Dagegen gab Löwen-Trainer Gudmundur Gudmundsson zu: "Wir haben alles gegeben, aber der Gegner war zu stark. Ich bin zufrieden damit, wie meine Mannschaft gekämpft und Charakter gezeigt hat. Ähnlich wie gestern haben wir schlecht begonnen, das haben wir teuer bezahlt."

Hamburg ohne Lackovic

Die Hamburger, die auf Blazenko Lackovic (Rückenprobleme) verzichten mussten, begannen konzentriert und setzten die Prämisse von Trainer Martin Schwalb um, der vor dem Spiel trotz dessen zweifelhaftem Wert angekündigt hatte: "Wir haben nichts zu verschenken."

Wie schon im Halbfinale kam der Toyota-HBL-Vierte aus Mannheim, bei dem Henning Fritz den am Oberschenkel verletzten Slawomir Szmal zwischen den Pfosten vertrat, dagegen zunächst überhaupt nicht in die Partie und lag nach fünf Minuten 0:4 zurück.

Auch wenn die Löwen sich langsam in die Partie bissen, dominierte der HSV das Geschehen. Über 9:5 (15.) und 12:8 (22.) verteidigte Hamburg seinen Vorsprung. Selbst eine doppelte Überzahl konnten die Löwen nicht nutzen, um entscheidend aufzuholen.

Myrhol bringt die Löwen ran

Erst Ende des ersten Durchgangs fand das Team von Gudmundur Gudmundsson offensiv bessere Lösungen und setzte zunehmend Kreisläufer Myrhol in Szene.

Beim 13:14 (26.) durch Linksaußen Gudjon Valur Sigurdsson waren die Löwen plötzlich wieder dran, mit einer Zwei-Tore-Führung für Hamburg ging es in die Pause.

Auch nach dem Wechsel dominierte der HSV und kam vor allem durch die überragenden Kreisläufer Gille und Vori immer wieder zum Torerfolg.

Dass die Löwen im Spiel blieben, hatten sie ihrer Rückraumachse mit Stefansson, Sesum und Grzegorz Tkaczyk zu verdanken.

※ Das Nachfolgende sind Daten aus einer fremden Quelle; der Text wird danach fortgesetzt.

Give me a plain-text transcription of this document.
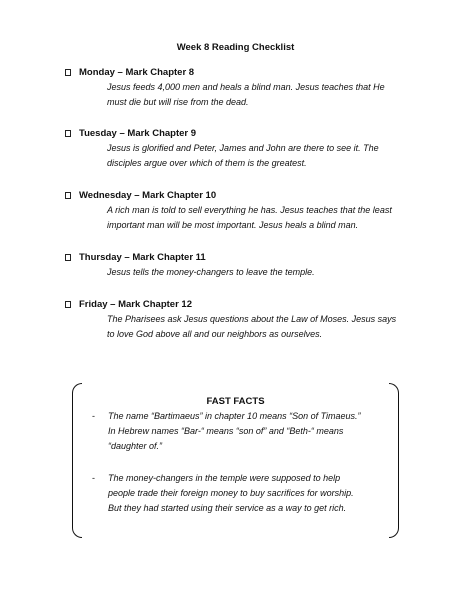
Week 8 Reading Checklist
Monday – Mark Chapter 8
Jesus feeds 4,000 men and heals a blind man. Jesus teaches that He
must die but will rise from the dead.
Tuesday – Mark Chapter 9
Jesus is glorified and Peter, James and John are there to see it. The
disciples argue over which of them is the greatest.
Wednesday – Mark Chapter 10
A rich man is told to sell everything he has. Jesus teaches that the least
important man will be most important. Jesus heals a blind man.
Thursday – Mark Chapter 11
Jesus tells the money-changers to leave the temple.
Friday – Mark Chapter 12
The Pharisees ask Jesus questions about the Law of Moses. Jesus says
to love God above all and our neighbors as ourselves.
FAST FACTS
-	The name “Bartimaeus” in chapter 10 means “Son of Timaeus.”
In Hebrew names “Bar-“ means “son of” and “Beth-“ means
“daughter of.”
-	The money-changers in the temple were supposed to help
people trade their foreign money to buy sacrifices for worship.
But they had started using their service as a way to get rich.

Sandström und Bitter stark

Auf der Gegenseite knüpfte der eingewechselte HSV-Keeper Per Sandström nahtlos an die gute Leistung von Johannes Bitter an, dennoch schmolz der Vorsprung beim 25:24 (46.) auf ein Tor.

Stefansson markierte zehn Minuten vor Schluss von der Siebenmeterlinie erstmals wieder den Ausgleich.

Doch Hamburg setzte sich mit einem Zwischenspurt innerhalb von zwei Minuten wieder auf drei Tore ab, brachte den Vorsprung am Ende sicher über die Zeit und unterstrich so seine Stellung als Nummer eins im deutschen Handball.

Löwen kämpfen um Champions-League-Qualifikation

Schon am Mittwoch geht es für die beiden Teams in der Toyota HBL weiter.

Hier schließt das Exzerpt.